Through TFBS analysis, six TFs that regulated VEGFA, including ERF, ERM, GABPα, Net, NF-κB and SP2, were identified. These six TFs have the ability to regulate VEGFA expression, indicating that the conditions of these TFs may induce the upregulation, downregulation or normal expression of VEGFA, with the downregulated VEGFA believed to subsequently induce CCSK. Boo et al (8) reported the expression of VEGF in CCSK tumor cells, indicating that angiogenesis in CCSK may involve VEGF. However, the associations between VEGF and TFs in CCSK have not yet been investigated. Therefore, to the best of our knowledge, the present study predicts that these TFs are important in CCSK development, diagnosis and treatment for the first time.

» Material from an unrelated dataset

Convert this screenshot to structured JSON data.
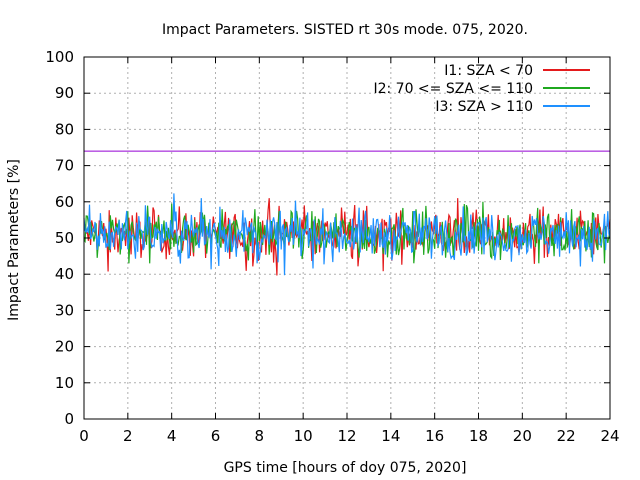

In conclusion, the current study investigated the underlying mechanism of CCSK and identified novel diagnostic markers for the disease. Downregulated VEGFA and its interacting genes may initiate CCSK development by interrupting two different pathways, kinase regulation and protein tyrosine kinase metabolism. Additionally, VEGFA, ITGB1, ATK1 and EGFR would be the diagnostic markers for CCSK, while ERF, ERM, GABPα, Net, NF-κB and SP2 may function as targets for CCSK therapy. The present study focused on an original insight regarding the pathogenesis of CCSK and identified novel markers, as well as targets for the disease. However, due to the disadvantages and limitations of bioinformatic approaches, further investigation is required to verify such results.